Morrissey blames UK print media in response to criticism over far-right political stance
Morrissey has given his first public statement following the mass criticism of his controversial far-right political stance.
Only yesterday it was reported that Spillers, the worlds oldest record store, had banned the sale of Morrissey records due to his public support of far-right political movement ‘For Britain’. On top of that, Liverpool Merseyrail has today announced the decision to ban all Morrissey promotional posters from their property.
The ‘For Britain Movement’ is a political group—often described as extremist—founded by the anti-Islam activist Anne Marie Waters after she was defeated in the 2017 UKIP leadership.
Morrissey had initially voiced his support of For Britain in an interview, saying: “For Britain has received no media support and have even been dismissed with the usual childish ‘racist’ accusation…I don’t think the word ‘racist’ has any meaning any more, other than to say ‘you don’t agree with me, so you’re a racist.’ People can be utterly, utterly stupid.”
What has ensued has been a very public backing of the movement from the former Smiths frontman, which has included some high profile controversial comments and, twice in recent weeks, Morrissey has been spotted wearing a For Britain badge, most prominently during a performance on Jimmy Fallon’s major American TV show.
For Britain has been largely labeled as dangerous members of the political spectrum, Morrissey’s decision to support them has been heavily criticised by Journalist and ex-friend of Morrissey Dave Haslam: “My former friend sporting a For Britain badge, a party violently anti-Islam, filled with ex-BNP and ex-EDL, pro-privatisation, far right and prone to exploiting tragedies to disseminate divisive anti-immigrant rhetoric online, what happened to ‘It takes guts to be gentle and kind’?” Haslam reacted.
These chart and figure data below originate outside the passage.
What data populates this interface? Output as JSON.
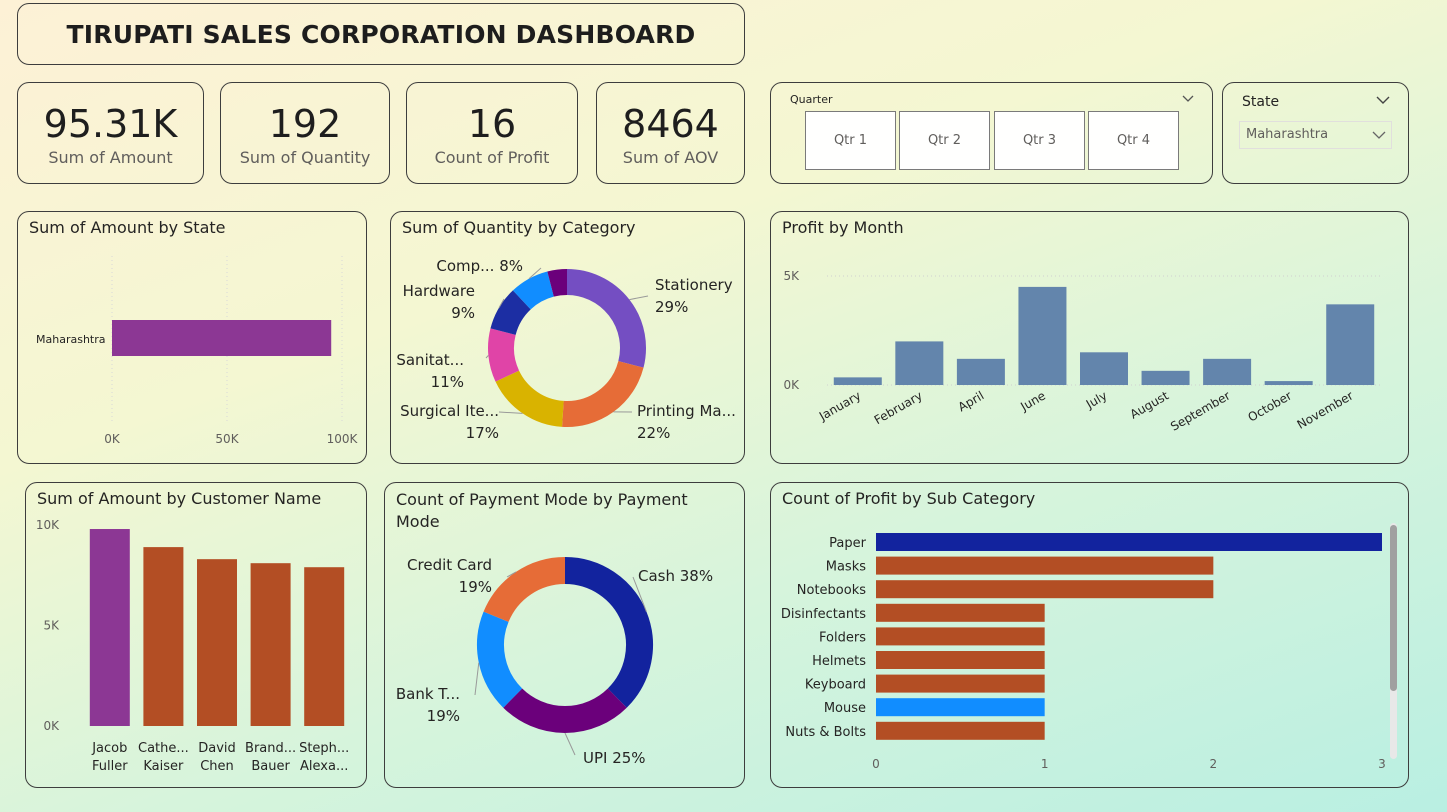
{
  "header": {
    "title": "TIRUPATI SALES CORPORATION DASHBOARD"
  },
  "kpis": [
    {
      "value": "95.31K",
      "label": "Sum of Amount"
    },
    {
      "value": "192",
      "label": "Sum of Quantity"
    },
    {
      "value": "16",
      "label": "Count of Profit"
    },
    {
      "value": "8464",
      "label": "Sum of AOV"
    }
  ],
  "quarter_slicer": {
    "label": "Quarter",
    "options": [
      "Qtr 1",
      "Qtr 2",
      "Qtr 3",
      "Qtr 4"
    ]
  },
  "state_slicer": {
    "label": "State",
    "selected": "Maharashtra"
  },
  "chart_data": [
    {
      "id": "amount_by_state",
      "type": "bar",
      "orientation": "horizontal",
      "title": "Sum of Amount by State",
      "categories": [
        "Maharashtra"
      ],
      "values": [
        95310
      ],
      "xlim": [
        0,
        100000
      ],
      "xticks": [
        "0K",
        "50K",
        "100K"
      ],
      "color": "#8c3794",
      "grid": true
    },
    {
      "id": "quantity_by_category",
      "type": "pie",
      "donut": true,
      "title": "Sum of Quantity by Category",
      "slices": [
        {
          "label": "Stationery",
          "pct": 29,
          "color": "#744ec2"
        },
        {
          "label": "Printing Ma...",
          "pct": 22,
          "color": "#e66c37"
        },
        {
          "label": "Surgical Ite...",
          "pct": 17,
          "color": "#d9b300"
        },
        {
          "label": "Sanitat...",
          "pct": 11,
          "color": "#e044a7"
        },
        {
          "label": "Hardware",
          "pct": 9,
          "color": "#1c2ea3"
        },
        {
          "label": "Comp...",
          "pct": 8,
          "color": "#118dff"
        },
        {
          "label": "",
          "pct": 4,
          "color": "#6b007b"
        }
      ]
    },
    {
      "id": "profit_by_month",
      "type": "bar",
      "title": "Profit by Month",
      "categories": [
        "January",
        "February",
        "April",
        "June",
        "July",
        "August",
        "September",
        "October",
        "November"
      ],
      "values": [
        350,
        2000,
        1200,
        4500,
        1500,
        650,
        1200,
        180,
        3700
      ],
      "ylim": [
        0,
        5000
      ],
      "yticks": [
        "0K",
        "5K"
      ],
      "color": "#6385ac"
    },
    {
      "id": "amount_by_customer",
      "type": "bar",
      "title": "Sum of Amount by Customer Name",
      "categories": [
        {
          "line1": "Jacob",
          "line2": "Fuller"
        },
        {
          "line1": "Cathe...",
          "line2": "Kaiser"
        },
        {
          "line1": "David",
          "line2": "Chen"
        },
        {
          "line1": "Brand...",
          "line2": "Bauer"
        },
        {
          "line1": "Steph...",
          "line2": "Alexa..."
        }
      ],
      "values": [
        9800,
        8900,
        8300,
        8100,
        7900
      ],
      "colors": [
        "#8c3794",
        "#b34e24",
        "#b34e24",
        "#b34e24",
        "#b34e24"
      ],
      "ylim": [
        0,
        10000
      ],
      "yticks": [
        "0K",
        "5K",
        "10K"
      ]
    },
    {
      "id": "payment_mode",
      "type": "pie",
      "donut": true,
      "title": "Count of Payment Mode by Payment Mode",
      "slices": [
        {
          "label": "Cash",
          "pct": 38,
          "color": "#12239e"
        },
        {
          "label": "UPI",
          "pct": 25,
          "color": "#6b007b"
        },
        {
          "label": "Bank T...",
          "pct": 19,
          "color": "#118dff"
        },
        {
          "label": "Credit Card",
          "pct": 19,
          "color": "#e66c37"
        }
      ]
    },
    {
      "id": "profit_by_subcategory",
      "type": "bar",
      "orientation": "horizontal",
      "title": "Count of Profit by Sub Category",
      "categories": [
        "Paper",
        "Masks",
        "Notebooks",
        "Disinfectants",
        "Folders",
        "Helmets",
        "Keyboard",
        "Mouse",
        "Nuts & Bolts"
      ],
      "values": [
        3,
        2,
        2,
        1,
        1,
        1,
        1,
        1,
        1
      ],
      "colors": [
        "#12239e",
        "#b34e24",
        "#b34e24",
        "#b34e24",
        "#b34e24",
        "#b34e24",
        "#b34e24",
        "#118dff",
        "#b34e24"
      ],
      "xlim": [
        0,
        3
      ],
      "xticks": [
        "0",
        "1",
        "2",
        "3"
      ]
    }
  ]
}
Now, on the day Morrissey released his new album California Son, Morrissey thanked BBC Radio 2 for their support and then criticised the UK print media for their interoperation of his current political standpoint. “I am sorry the UK print media’s contorted interpretation of who and what I am has gone all wrong,” Morrissey began. “In these days when most people are afraid to even whisper, the print media write as if someone is coming to get them.”
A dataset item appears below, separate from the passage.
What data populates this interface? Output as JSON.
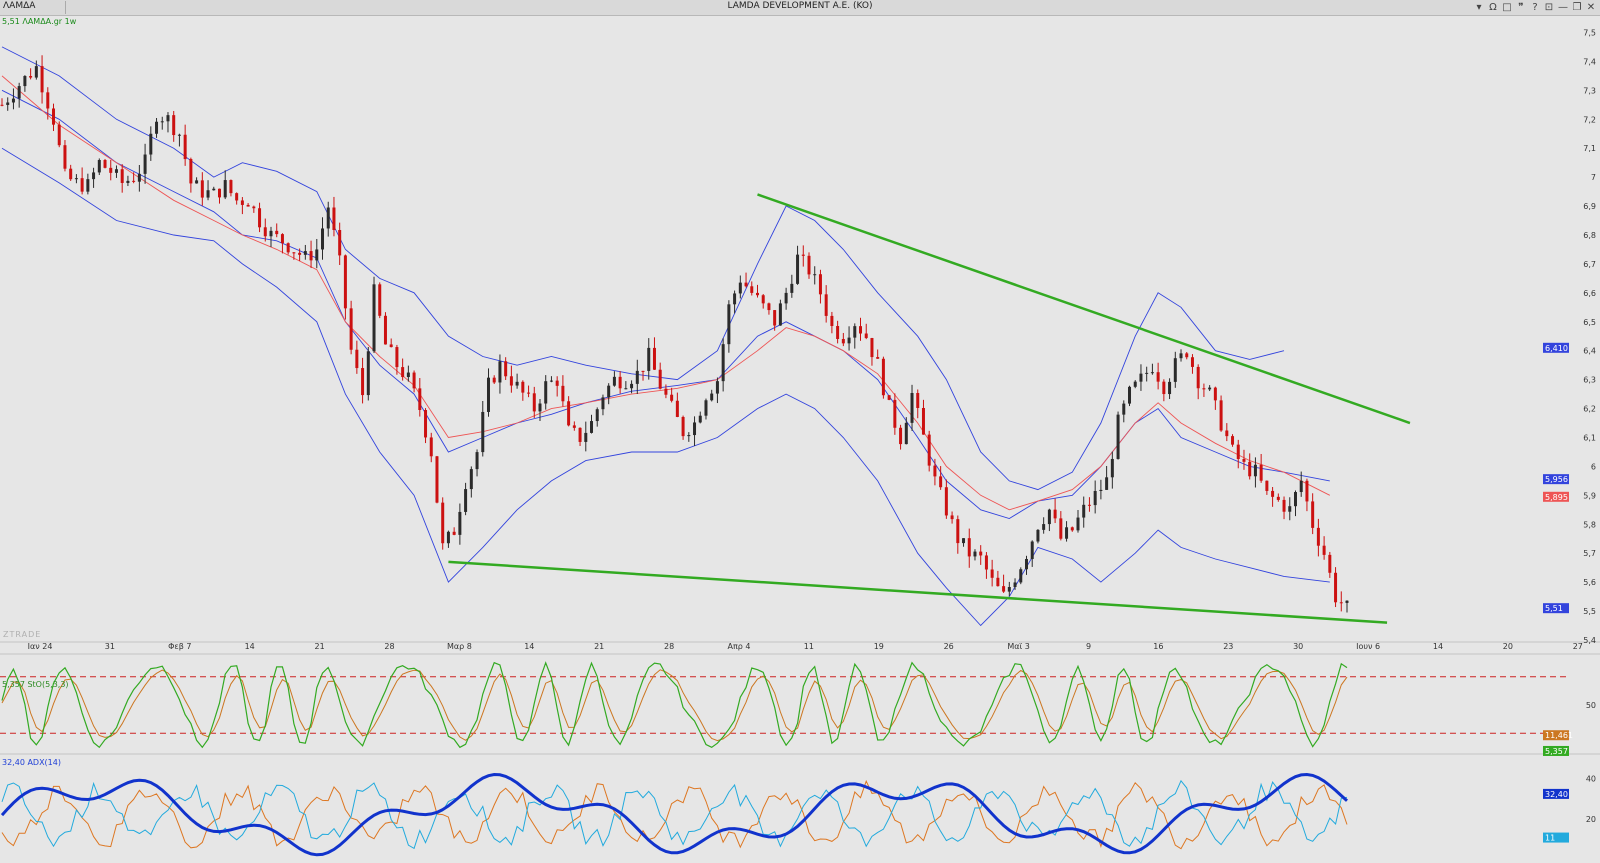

He continued: “This aching nervousness brings on the vengeful and paranoid. Inventing Britain’s doomsday is the preoccupation of the tabloids, and they can hate you for having lived. I straighten up, and my position is one of hope. The march backwards is over, and life has begun again. With voice extended to breaking point, I call for the prosperity of free speech; the eradication of totalitarian control; I call for diversity of opinion; I call for the total abolition of the abattoir; I call for peace, above all; I call for civil society; I call for a so-far unknowable end to brutalities; “No” to Soviet Britain; prayers not to gods but to forces; an end to disingenuous media cluelessness; the people have the power; hatred and beheadings belong in the furnace of history; music might still be your only friend; for every shade and persuasion.
The former Smiths singer added: “We shall always be alongside each other – everyone’s culture of value; no more fashionable outrage; cows are friends to humans – don’t kill them; beware of those who write in headlines; moral fiber means holding on… to your friends; give up on inferior arguments; God gave you your life to enjoy – you will cry for your life in years to come… death always answers back; do not be a nobody; you have survived this far in order to make the remainder peaceful and funny; your very survival proves that you have a right; ignore the cold eyes of fascism; your life is Art.”